标题:
Bioimpedance-guided fluid management can improve the outcome of peritoneal dialysis patient: a prospective random control trial
讲者:
田娜
单位:
宁夏医科大学总医院
播放:
2010
论文摘要:
Aim To investigate the influence of fluid management guided by BIA for PD patients.
Method A prospective randomized controlled trial was designed. Prevalent PD patients with volume overload were recruited, while those with combined dialysis modality (PD+ HD) and severe heart failure or severe malnutrition were excluded. The patients were randomly assigned 1:1 to either BIA-guided group or doctor empirical method-guided group (control) and were followed up for one year.
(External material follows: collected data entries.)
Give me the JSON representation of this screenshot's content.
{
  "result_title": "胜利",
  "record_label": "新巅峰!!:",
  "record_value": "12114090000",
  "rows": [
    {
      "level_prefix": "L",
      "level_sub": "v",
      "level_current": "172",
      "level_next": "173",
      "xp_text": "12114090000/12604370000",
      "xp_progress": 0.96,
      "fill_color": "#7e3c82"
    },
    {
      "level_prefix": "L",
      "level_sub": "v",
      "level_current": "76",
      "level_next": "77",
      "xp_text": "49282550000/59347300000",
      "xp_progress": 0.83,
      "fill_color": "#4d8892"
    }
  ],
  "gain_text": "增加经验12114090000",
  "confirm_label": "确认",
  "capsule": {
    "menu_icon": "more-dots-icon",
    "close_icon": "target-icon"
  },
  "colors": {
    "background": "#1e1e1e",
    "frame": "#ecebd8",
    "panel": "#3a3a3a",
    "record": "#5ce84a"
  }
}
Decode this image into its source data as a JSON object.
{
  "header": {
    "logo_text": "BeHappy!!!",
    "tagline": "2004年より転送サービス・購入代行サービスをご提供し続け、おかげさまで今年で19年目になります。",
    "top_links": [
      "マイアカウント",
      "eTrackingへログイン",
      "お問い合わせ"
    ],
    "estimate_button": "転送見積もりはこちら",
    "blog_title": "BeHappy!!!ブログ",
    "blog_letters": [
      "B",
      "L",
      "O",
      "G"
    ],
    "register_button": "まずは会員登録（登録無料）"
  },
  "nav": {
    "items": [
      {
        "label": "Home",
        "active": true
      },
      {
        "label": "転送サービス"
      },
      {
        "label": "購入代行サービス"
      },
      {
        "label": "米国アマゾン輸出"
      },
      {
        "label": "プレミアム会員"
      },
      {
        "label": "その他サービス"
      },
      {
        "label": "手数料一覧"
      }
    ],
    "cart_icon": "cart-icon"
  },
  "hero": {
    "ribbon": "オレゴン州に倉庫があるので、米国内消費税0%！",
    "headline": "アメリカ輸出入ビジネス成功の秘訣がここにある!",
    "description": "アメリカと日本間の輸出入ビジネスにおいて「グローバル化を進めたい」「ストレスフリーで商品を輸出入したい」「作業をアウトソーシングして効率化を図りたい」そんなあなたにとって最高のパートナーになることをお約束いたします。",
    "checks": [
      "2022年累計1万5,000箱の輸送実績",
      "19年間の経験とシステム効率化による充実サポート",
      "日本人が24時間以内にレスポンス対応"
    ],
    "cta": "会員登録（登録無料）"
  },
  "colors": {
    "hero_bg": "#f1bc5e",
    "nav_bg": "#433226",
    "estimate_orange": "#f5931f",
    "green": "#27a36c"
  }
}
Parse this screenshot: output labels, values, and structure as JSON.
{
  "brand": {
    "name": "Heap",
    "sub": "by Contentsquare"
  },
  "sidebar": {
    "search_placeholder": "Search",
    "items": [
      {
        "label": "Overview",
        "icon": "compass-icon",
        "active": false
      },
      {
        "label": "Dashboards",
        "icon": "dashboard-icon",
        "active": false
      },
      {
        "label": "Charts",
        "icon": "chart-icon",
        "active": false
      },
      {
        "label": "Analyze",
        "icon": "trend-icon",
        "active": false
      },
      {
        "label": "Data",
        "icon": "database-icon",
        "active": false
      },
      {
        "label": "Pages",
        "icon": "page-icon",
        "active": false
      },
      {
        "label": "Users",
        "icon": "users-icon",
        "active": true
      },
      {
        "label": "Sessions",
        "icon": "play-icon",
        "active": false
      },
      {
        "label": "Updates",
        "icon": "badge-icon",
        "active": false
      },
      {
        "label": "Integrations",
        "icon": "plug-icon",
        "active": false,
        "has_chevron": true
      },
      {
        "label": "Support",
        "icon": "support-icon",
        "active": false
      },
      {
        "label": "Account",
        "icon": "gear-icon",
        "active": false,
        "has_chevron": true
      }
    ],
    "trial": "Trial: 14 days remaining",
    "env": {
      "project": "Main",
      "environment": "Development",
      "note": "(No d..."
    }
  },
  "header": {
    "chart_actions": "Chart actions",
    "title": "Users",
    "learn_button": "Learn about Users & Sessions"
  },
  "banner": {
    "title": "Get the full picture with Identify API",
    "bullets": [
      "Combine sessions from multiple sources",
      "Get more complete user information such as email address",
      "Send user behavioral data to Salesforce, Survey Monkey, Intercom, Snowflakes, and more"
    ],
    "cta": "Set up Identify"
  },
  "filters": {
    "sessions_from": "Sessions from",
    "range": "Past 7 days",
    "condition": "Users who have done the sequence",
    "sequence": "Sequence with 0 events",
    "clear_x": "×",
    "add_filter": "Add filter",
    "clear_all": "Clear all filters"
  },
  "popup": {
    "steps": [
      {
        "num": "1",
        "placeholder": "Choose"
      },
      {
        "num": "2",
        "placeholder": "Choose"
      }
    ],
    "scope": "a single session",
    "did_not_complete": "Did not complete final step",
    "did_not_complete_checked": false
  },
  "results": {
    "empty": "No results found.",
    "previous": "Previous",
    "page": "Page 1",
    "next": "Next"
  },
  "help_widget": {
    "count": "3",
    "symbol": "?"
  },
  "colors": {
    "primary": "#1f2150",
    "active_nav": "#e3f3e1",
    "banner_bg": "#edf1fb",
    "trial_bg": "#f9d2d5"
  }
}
Results A total of 240 eligible patients were enrolled. No statistical difference at baseline characteristics was found between the two groups. (1) At the end of follow-up,11 (4.58%) cases of death were observed. Censoring due to receiving kidney transplant occurred in 11 (4.58%) individuals, permanently switching to HD in 21 (8.75%) patients. (2) Alleviation of fluid overload: extracellular water (ECW) / total body water (TBW) over time was significantly decreased in both groups, however, the decline rate of ECW/TBW was much faster in BIA group than in the control (p = 0.04). (3) The one-year mortality was no statistically different between two groups (p = 0.12). (4) Technique survival was tendency to be higher in the BIA group (p = 0.06). (5) There were no statistical difference in the 31 cardiovascular events (p = 0.30). (6) The hypertensive urgencies were tendency to be more frequently occurred in the control group than the BIA group (p = 0.07). (7) Hospitalization: ① Altogether there were less hospitalization episodes in BIA group than control group (p = 0.01); ② The incidence of non-catheter associated infection episode was higher in control group than BIA group (p = 0.007). (8) Cardiac dilation and remodeling was much better improved in BIA group, in left atrial diameter, left ventricular diastolic diameter, interventricular septal thickness and left ventricular mass index (p < 0.001).
Conclusion Our study provided evidence that volume management guided by BIA is an efficient way than the conventional method in terms of alleviating fluid overload, decreasing hospitalization rate and improving cardial dilation and remodeling.